Re: strange behaviour of ntp peerstats entries.
- From: "David L. Mills" <mills@xxxxxxxx>
- Date: Mon, 28 Jan 2008 03:24:25 +0000
Danny,
True; there is an old RFC or IEN that reports the results with varying numbers of clock filter stages, from which the number eight was the best. Keep in mind these experiments were long ago and with, as I remember, ARPAnet sources. The choice might be different today, but probably would not result in great improvment in the general cases. Note however that the popcorn spike supressor is a very real Internet add-on.

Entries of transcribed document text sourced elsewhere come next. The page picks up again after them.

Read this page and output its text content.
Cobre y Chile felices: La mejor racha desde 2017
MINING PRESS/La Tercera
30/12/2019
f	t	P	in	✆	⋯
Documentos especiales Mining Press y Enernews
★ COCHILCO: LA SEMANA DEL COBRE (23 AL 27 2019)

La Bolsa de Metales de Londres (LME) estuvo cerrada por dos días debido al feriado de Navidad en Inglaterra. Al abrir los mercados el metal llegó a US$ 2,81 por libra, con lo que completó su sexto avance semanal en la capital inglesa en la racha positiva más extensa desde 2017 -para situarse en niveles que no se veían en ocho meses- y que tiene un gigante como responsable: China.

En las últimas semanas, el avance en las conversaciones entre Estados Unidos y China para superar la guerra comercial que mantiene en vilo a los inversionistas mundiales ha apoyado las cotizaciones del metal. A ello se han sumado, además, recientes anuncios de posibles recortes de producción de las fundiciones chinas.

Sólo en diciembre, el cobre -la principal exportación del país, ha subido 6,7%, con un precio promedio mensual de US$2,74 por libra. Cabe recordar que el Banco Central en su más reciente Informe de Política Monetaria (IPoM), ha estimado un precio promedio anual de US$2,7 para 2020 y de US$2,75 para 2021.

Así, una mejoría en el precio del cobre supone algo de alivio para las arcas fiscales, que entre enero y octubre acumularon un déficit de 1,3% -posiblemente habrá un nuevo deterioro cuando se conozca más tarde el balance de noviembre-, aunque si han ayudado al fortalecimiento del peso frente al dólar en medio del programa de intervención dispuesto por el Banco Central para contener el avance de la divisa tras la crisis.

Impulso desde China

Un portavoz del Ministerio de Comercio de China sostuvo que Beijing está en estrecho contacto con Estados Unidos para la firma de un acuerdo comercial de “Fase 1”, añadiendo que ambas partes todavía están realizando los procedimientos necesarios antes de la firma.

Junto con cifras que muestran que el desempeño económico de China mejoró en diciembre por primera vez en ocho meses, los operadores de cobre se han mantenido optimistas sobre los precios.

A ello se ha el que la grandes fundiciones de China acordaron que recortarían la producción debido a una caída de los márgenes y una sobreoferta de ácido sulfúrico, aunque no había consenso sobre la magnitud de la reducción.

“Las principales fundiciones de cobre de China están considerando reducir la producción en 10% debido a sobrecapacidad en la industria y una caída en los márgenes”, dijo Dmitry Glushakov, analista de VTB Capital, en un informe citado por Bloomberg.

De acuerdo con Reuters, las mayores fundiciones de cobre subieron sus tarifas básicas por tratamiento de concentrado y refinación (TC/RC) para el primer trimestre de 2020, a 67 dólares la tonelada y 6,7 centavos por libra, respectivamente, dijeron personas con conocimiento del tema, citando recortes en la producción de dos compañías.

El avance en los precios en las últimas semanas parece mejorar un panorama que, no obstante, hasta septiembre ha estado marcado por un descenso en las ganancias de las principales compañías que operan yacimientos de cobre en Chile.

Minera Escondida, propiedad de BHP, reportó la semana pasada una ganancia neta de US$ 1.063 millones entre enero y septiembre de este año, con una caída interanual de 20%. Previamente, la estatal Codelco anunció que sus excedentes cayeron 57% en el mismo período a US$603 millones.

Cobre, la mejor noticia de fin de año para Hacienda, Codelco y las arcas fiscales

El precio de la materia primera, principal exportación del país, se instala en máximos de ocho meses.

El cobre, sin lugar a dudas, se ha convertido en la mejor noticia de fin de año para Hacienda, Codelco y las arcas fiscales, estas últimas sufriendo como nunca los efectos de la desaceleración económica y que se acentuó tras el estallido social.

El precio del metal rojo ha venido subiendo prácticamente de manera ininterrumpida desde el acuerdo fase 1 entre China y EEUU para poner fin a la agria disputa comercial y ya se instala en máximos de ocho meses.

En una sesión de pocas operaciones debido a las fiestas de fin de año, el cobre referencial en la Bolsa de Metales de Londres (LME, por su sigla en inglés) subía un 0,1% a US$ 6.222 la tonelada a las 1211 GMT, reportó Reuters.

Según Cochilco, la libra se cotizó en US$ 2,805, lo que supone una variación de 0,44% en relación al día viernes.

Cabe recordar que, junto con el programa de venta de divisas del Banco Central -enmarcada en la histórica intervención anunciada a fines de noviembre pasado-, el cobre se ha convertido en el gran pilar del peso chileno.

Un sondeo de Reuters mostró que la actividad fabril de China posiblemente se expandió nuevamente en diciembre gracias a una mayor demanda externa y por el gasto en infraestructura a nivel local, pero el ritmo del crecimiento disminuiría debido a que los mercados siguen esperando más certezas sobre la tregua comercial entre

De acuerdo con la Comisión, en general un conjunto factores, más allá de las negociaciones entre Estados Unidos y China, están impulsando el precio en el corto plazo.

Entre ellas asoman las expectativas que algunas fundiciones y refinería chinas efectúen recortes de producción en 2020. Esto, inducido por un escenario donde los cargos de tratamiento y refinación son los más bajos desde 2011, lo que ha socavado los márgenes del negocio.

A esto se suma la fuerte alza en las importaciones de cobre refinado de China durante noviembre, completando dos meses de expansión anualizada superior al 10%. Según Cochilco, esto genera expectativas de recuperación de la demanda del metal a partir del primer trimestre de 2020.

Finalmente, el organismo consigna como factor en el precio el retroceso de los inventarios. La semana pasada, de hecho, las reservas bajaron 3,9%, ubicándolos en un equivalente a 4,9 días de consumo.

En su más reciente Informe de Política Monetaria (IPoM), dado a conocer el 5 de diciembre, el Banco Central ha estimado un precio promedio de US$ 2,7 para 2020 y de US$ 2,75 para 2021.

The number of stages may have unforseen consequences. The filter can (and often does) introduce additional delay in the feedback loop. The loop time constant takes this into account so the impulse response is only marginaly affected. So, the loop is really engineered for good response with one accepted sample in eight. Audio buffs will recognize any additional aamples only improve the response, since they amount to oversampling the signal. Audio buffs will also recognize the need for zeal in avoiding undersampling, which is why the poll-adjust algorithm is so squirrely.
Dave
Danny Mayer wrote:
Unruh wrote:.
mayer@xxxxxxxxxxx (Danny Mayer) writes:
Unruh wrote:
Brian Utterback <brian.utterback@xxxxxxx> writes:
Unruh wrote:
"David L. Mills" <mills@xxxxxxxx> writes:
You might not have noticed a couple of crucial issues in the clock filter code.
I did notice them all. Thus my caveate. However throwing away 80% of the
precious data you have seems excessive.
Note that the situation can arise that the one can wait many more than 8
samples for another one. Say sample i is a good one. and remains the best
for the next 7 tries. Sample i+7 is slightly worse than sample i and thus
it is not picked as it comes in. But the next i samples are all worse than
it. Thus it remains the filtered one, but is never used because it was not
the best when it came in. This situation could keep going for a long time,
meaning that ntp suddenly has no data to do anything with for many many
poll intervals. Surely using sample i+7 is far better than not using any
data for that length of time.
On the contrary, it's better not to use the data at all if its suspect. ntpd is designed to continue to work well even in the event of loosing all access to external sources for extended periods.
And this could happen again. Now, since the
delays are presumably random variables, the chances of this happening are
not great ( although under a condition of gradually worsening network the
chances are not that small), but since one is running ntp for millions or
billions of samples, the chances of this happening sometime becomes large.
There are quite a few ntpd servers which are isolated and once an hour use ACTS to fetch good time samples. This is not rare at all.
And then promplty throw them away because they do not satify the minimum
condition? No, it is not "best" to throw away data no matter how suspect.
Data is a preecious comodity and should be thrown away only if you are damn
sure it cannot help you. For example lets say that the change in delay is
.1 of the variance of the clock. The max extra noise that delay can cause
is about .01 Yet NTP will chuck it. Now if the delay is 100 times the
variance, sure chuck it. It probably cannot help you. The delay is a random
process, non-gaussian admitedly, and its effect on the time is also a
random process-- usually much closer to gaussian. And why was the figure of
8 chosen ( the best of the last 8 tries) why not 10000? or 3? I suspect it
came off the top of someone's head-- lets not throuw away too much stuff,
since it would make ntp unseable, but lets throw away some to feel
virtuous. Sorry for being sarcastic, but I would really like to know what
the justification was for throwing so much data away.
No, 8 was chosen after a lot of experimentation to ensure the best results over a wide range of configurations. Dave has adjusted these numbers over the years and he's the person to ask.